Recording Mode


Problem


Rainforest has many ways to organise tests, to meet the needs of teams that work with fairly mature sotware.

Features: a collection of tests that covers a specific function or workflow.

Example: shopping cart, login and registration, user management.



Run Groups: a collection of tests that are meant to run at the same cadence.

Example:
smoke suite, regression suite, nightly build.


Tags: a collection of tests that share the same arbitrary characteristics.

Example: in review, critical, mobile.



Saved Filters: a collection of tests that meet more than one advanced criteria.

Example: tests which were last edited by me, tagged critical, and failed.



While these rich organisational features are necessary in mature software, the leadership team posed a challenge: is there a market opportunity in early-stage software companies, and is there an ideal user experience that would make them happy and rapidly expand Rainforest’s existing customer base?

A small skunk works was assembled: a Product Manager and a Designer (me), tasked to work directly with the CEO to figure it all out with technical input from Engineering Leads.

Design Process


Rainforest had a large number of existing customers that weren’t so active, or were inactive. We combed through that list, had a look at their website, and emailed their founders.

The marketing front page also had a large number of visitors, and we put up a banner that says “We’re working on something new. Want in?”

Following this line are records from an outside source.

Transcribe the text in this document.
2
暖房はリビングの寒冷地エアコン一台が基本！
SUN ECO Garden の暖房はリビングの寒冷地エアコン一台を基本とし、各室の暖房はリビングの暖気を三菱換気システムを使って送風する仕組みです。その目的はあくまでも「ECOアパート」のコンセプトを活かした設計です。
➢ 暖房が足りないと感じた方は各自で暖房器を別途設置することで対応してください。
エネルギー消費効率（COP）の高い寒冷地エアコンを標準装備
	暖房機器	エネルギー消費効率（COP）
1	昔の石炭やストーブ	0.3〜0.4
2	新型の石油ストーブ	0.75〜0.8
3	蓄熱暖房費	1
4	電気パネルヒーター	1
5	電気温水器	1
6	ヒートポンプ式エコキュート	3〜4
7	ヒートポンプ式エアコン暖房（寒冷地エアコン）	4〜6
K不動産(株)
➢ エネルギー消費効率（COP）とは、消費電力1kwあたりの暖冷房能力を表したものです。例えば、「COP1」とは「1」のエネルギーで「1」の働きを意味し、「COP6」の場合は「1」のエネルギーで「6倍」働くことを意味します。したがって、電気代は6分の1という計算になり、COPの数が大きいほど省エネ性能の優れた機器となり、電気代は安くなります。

However they came, we asked one question: “what’s your biggest pain point when it comes to QA?”, and scheduled 1:1 meetings to listen to what they had to say. The fact that we were spread across timezones was an advantage: meetings could be planned with founders from many countries.

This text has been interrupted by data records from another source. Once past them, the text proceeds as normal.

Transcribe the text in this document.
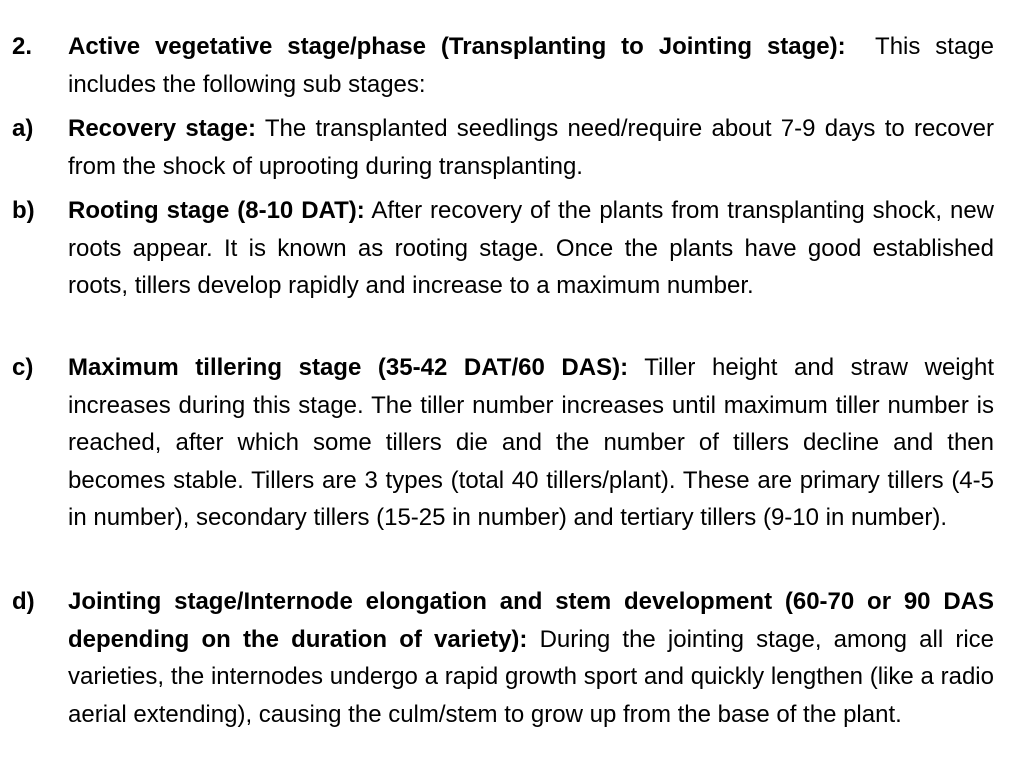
2. Active vegetative stage/phase (Transplanting to Jointing stage): This stage includes the following sub stages:
a) Recovery stage: The transplanted seedlings need/require about 7-9 days to recover from the shock of uprooting during transplanting.
b) Rooting stage (8-10 DAT): After recovery of the plants from transplanting shock, new roots appear. It is known as rooting stage. Once the plants have good established roots, tillers develop rapidly and increase to a maximum number.
c) Maximum tillering stage (35-42 DAT/60 DAS): Tiller height and straw weight increases during this stage. The tiller number increases until maximum tiller number is reached, after which some tillers die and the number of tillers decline and then becomes stable. Tillers are 3 types (total 40 tillers/plant). These are primary tillers (4-5 in number), secondary tillers (15-25 in number) and tertiary tillers (9-10 in number).
d) Jointing stage/Internode elongation and stem development (60-70 or 90 DAS depending on the duration of variety): During the jointing stage, among all rice varieties, the internodes undergo a rapid growth sport and quickly lengthen (like a radio aerial extending), causing the culm/stem to grow up from the base of the plant.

We worked mainly across two documents:

  1. Notes and verbatim quotes from each interview
  2. A FigJam whiteboard for analysis and putting frameworks together

Early on, we set up near-daily meetings to share observations and brainstorm hypothesis as close to the interview session as possible. As ideas and mockups started to take shape, we engaged Engineering Leads so technical research could happen as early as possible.


Challenges


Many founders we talked to at an early stage wanted to get their product to something that can be demoed and proven in the market as quickly as they could – optimising for maximum velocity rather than robustness – or pivot to something else. At this point, app testing happened by hand.

As most features landed, their product started gaining traction – landing a few contracts in the process. Suddenly, the software couldn’t afford breakages. Breakages would’ve led to loss of trust. Loss of trust would’ve led to churn – something catastrophic without a large customer base.


Breakthrough


In this critical intersection of increasing featureset and decreasing tolerance for mistakes, testing by hand became unmanageable. Even so, founders still saw the risk of replacing it with automated tests: the process requires time investment, and it will rapidly become out of date any time the visuals changed.

We realised that there was an opportunity to build a product laser-focused to solve this problem.


Minimum Viable Integration


We didn’t wait until we had anything playable. As soon as we finished a set of lo-fi mockups, we jumped on a call with our founders to understand their use case and show them what we’re working on.


As mockups became prototypes, and prototypes became an alpha product, we repeated this cycle of interview–show–listen.

When our Engineering Team had built a reasonably hi-fi pre-alpha for internal use, we posted bite-sized images and GIFs in a private Slack channel, and invited founders to a personal walkthrough. Although not everything was playable in this internal build, this was the quickest way to get feedback.



The spirit of “do what’s viable now” meant that we continued keeping a very personal (and very manual) engagement with each founder, post-launch. We regularly inspected each account, helped them identify issues and work through fixes – sometimes through calls – and regularly posed questions to the cohort to get a sense of feature priority.


Result


We created a radically slimmed down Rainforest experience, focused on doing a few key tasks really well:

  1. Create tests only for critical paths that can’t afford to break
  2. Write tests by naturally interacting with software, not by learning a UI
  3. Run tests as often as desired, with a flat fee structure
  4. Receive proactive alerts only when tests break
  5. Edit tests by re-recording interactions – minimising test maintenance


Launching Recording Mode and a highly tailored experience proved to the company that a small team, going all-in, could kickstart and launch a zero-to-one product in a relatively short period of time.


Rainforest took this to heart when it decided to focus all product squads – previously spread across different facets of the product – to work on the same initiatives: AI Block, then AI Recovery Mode.